Pearl Jam offering ticket, album bundles
Purchasers have several options for Australasian tourBRISBANE, Australia -- Pearl Jam is bundling their new album into ticket sales for their upcoming Australasian stadium tour.
Ticket buyers have an option to buy two separate "Backspacer" bundles. One version contains the forthcoming album and an exclusive, live bonus track "Last Exit" at a cost of $15 Australian ($12.36) on top of the ticket price.
At $31 Australian ($25.54) on top of the ticket price, the costlier bundle combines "Backspacer" and the bonus track with a digital album from tour support act Ben Harper and Relentless 7, and an EP from opener Liam Finn.
Tickets for the tour, which begins Nov. 14 at Perth's Members Equity Stadium, are priced from $99.90 Australian ($81.63) to $123.90 Australian ($102.16). Leading retailer chain JB Hi-Fi is advertising pre-orders of the 11-track Brendan O'Brien-produced "Backspacer" at $18.99 Australian ($15.65) ahead of the album's Sept. 18 Australasian release.

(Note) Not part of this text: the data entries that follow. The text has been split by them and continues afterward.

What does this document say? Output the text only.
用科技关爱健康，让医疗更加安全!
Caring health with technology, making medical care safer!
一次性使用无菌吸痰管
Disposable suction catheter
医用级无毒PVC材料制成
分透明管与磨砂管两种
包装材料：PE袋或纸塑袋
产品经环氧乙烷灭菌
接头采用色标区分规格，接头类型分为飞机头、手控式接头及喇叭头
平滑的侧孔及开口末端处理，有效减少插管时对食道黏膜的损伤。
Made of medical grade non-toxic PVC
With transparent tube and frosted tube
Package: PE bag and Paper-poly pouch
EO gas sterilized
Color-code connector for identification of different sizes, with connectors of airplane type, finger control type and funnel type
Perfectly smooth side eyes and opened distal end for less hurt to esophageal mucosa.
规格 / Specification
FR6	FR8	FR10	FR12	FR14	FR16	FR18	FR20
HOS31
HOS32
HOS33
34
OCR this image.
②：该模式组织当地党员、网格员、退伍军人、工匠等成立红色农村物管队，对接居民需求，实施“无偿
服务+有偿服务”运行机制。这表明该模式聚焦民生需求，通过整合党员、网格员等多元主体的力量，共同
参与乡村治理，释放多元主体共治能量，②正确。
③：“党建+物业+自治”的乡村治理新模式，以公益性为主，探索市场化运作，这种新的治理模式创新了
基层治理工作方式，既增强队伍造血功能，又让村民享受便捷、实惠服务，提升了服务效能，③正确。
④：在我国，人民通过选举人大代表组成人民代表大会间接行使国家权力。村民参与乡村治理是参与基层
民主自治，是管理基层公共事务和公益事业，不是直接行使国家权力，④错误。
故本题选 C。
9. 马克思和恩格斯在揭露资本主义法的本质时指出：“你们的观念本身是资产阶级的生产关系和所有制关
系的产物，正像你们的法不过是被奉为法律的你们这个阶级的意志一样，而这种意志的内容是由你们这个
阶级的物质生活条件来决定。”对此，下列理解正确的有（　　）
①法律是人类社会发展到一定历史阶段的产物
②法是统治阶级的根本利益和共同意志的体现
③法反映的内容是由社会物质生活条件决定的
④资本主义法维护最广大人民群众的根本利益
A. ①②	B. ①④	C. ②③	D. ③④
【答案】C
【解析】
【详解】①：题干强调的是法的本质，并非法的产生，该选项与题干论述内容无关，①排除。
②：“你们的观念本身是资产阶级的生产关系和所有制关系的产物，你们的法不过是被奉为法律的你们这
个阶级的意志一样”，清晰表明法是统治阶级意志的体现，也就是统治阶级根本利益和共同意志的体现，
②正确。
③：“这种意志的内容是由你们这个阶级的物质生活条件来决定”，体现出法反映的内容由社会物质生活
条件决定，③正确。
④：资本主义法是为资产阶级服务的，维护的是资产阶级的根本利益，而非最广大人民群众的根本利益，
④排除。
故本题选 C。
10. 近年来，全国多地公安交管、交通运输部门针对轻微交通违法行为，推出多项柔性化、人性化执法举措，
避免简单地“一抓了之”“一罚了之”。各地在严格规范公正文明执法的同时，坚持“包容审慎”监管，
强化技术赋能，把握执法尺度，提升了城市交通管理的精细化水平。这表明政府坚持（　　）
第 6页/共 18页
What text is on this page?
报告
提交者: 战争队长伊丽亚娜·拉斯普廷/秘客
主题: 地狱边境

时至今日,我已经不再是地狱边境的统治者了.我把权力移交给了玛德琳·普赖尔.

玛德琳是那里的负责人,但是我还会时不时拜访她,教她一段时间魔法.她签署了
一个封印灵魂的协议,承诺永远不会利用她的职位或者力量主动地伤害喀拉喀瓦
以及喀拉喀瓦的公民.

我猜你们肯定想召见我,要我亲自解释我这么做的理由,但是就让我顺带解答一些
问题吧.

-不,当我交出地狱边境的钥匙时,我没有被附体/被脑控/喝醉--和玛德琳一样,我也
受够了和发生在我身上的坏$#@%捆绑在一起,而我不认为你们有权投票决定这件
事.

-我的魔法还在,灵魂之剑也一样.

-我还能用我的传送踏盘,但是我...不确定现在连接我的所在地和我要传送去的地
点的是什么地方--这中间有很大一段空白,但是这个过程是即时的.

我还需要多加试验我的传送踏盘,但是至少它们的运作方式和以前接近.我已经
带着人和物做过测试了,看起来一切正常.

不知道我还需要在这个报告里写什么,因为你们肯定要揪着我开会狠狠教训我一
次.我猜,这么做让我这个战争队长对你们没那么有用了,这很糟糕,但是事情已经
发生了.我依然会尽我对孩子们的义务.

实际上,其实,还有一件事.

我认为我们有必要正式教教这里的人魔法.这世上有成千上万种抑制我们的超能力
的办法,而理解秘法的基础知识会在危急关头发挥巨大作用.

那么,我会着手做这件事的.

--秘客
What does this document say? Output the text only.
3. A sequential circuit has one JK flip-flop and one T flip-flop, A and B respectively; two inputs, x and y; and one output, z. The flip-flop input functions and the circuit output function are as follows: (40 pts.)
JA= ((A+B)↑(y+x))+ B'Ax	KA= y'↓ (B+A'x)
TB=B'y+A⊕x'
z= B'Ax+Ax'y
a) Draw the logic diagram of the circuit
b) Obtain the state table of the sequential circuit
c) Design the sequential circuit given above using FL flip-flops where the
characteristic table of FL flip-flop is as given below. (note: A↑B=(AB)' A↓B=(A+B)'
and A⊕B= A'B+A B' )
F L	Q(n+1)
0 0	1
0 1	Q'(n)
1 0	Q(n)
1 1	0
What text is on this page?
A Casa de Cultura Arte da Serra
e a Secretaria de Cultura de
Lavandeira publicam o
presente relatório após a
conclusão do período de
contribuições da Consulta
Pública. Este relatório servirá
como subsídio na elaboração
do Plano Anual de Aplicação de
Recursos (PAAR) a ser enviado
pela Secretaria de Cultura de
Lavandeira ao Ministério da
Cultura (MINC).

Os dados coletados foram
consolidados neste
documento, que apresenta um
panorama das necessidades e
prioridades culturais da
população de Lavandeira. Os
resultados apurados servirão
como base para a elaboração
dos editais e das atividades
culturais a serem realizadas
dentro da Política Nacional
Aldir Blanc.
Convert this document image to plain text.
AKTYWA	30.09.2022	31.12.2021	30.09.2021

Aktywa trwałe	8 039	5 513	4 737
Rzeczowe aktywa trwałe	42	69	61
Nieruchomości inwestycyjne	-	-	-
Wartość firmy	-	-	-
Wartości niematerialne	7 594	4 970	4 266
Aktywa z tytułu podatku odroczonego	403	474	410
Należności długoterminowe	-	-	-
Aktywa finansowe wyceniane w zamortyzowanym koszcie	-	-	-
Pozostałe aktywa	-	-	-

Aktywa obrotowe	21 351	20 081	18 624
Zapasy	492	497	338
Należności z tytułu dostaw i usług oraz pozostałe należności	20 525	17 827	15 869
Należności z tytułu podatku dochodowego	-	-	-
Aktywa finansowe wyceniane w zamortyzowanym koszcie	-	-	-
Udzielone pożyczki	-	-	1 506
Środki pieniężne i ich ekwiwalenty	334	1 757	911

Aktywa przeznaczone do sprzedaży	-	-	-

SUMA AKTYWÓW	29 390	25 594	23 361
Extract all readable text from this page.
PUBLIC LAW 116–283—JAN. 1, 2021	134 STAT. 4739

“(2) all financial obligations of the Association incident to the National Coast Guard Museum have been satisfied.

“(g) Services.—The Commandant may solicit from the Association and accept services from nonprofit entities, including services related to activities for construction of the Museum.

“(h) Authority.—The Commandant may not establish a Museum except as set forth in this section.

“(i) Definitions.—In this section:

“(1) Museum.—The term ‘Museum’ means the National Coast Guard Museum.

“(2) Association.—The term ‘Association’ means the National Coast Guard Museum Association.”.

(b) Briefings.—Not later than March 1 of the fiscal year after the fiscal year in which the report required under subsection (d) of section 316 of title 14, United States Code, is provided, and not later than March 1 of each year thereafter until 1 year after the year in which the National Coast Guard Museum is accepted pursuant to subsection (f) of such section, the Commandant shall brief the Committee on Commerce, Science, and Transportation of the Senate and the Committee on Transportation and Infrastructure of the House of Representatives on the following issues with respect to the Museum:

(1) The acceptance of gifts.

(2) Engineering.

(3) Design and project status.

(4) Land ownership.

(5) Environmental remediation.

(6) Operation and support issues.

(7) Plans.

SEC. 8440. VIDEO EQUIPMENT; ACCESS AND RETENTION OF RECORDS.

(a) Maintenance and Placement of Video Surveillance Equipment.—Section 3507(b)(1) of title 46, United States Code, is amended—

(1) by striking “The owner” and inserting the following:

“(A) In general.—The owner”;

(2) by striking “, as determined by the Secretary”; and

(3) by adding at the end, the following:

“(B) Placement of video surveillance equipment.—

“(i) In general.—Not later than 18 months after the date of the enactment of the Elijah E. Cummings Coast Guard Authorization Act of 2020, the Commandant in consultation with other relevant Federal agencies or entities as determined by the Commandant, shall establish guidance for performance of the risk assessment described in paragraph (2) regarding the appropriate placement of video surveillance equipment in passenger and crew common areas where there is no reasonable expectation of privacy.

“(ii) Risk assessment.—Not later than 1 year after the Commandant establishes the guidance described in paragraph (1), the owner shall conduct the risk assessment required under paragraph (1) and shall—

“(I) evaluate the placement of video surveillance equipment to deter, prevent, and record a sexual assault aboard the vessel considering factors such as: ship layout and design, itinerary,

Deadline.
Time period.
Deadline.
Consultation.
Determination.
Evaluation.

In the U.S., the Seattle grunge exponents will self-release "Backspacer" following the completion of their contract with Sony Music. In Australia, the album will be issued on multiple formats physically and digitally through Universal Music for the first time.
Meanwhile, Australian promoters Chugg Entertainment has hit upon a novel initiative to build buzz ahead of the band's seven-date national stadium tour. The company has launched its first tour TV channel, pearljamtour.tv, which will host footage of Pearl Jam, and the tour support guests.
The company's chairman, Michael Chugg, faces the fans in the first of about 10 webisodes which will be rolled out on a weekly basis until the American rock band's November tour of Australasia wraps Nov. 29 at the AMI Stadium in Christchurch, New Zealand.
"I've been in this business since all we had to promote our shows was radio, putting up posters and handing out flyers," comments Chugg. "These days, there is a whole new world of promotional opportunity out there and I'm thrilled to be a part of it."
Concertgoers, adds Chugg, are "hungry for more content and an insight into the artists that they love -- so that's what we're giving them."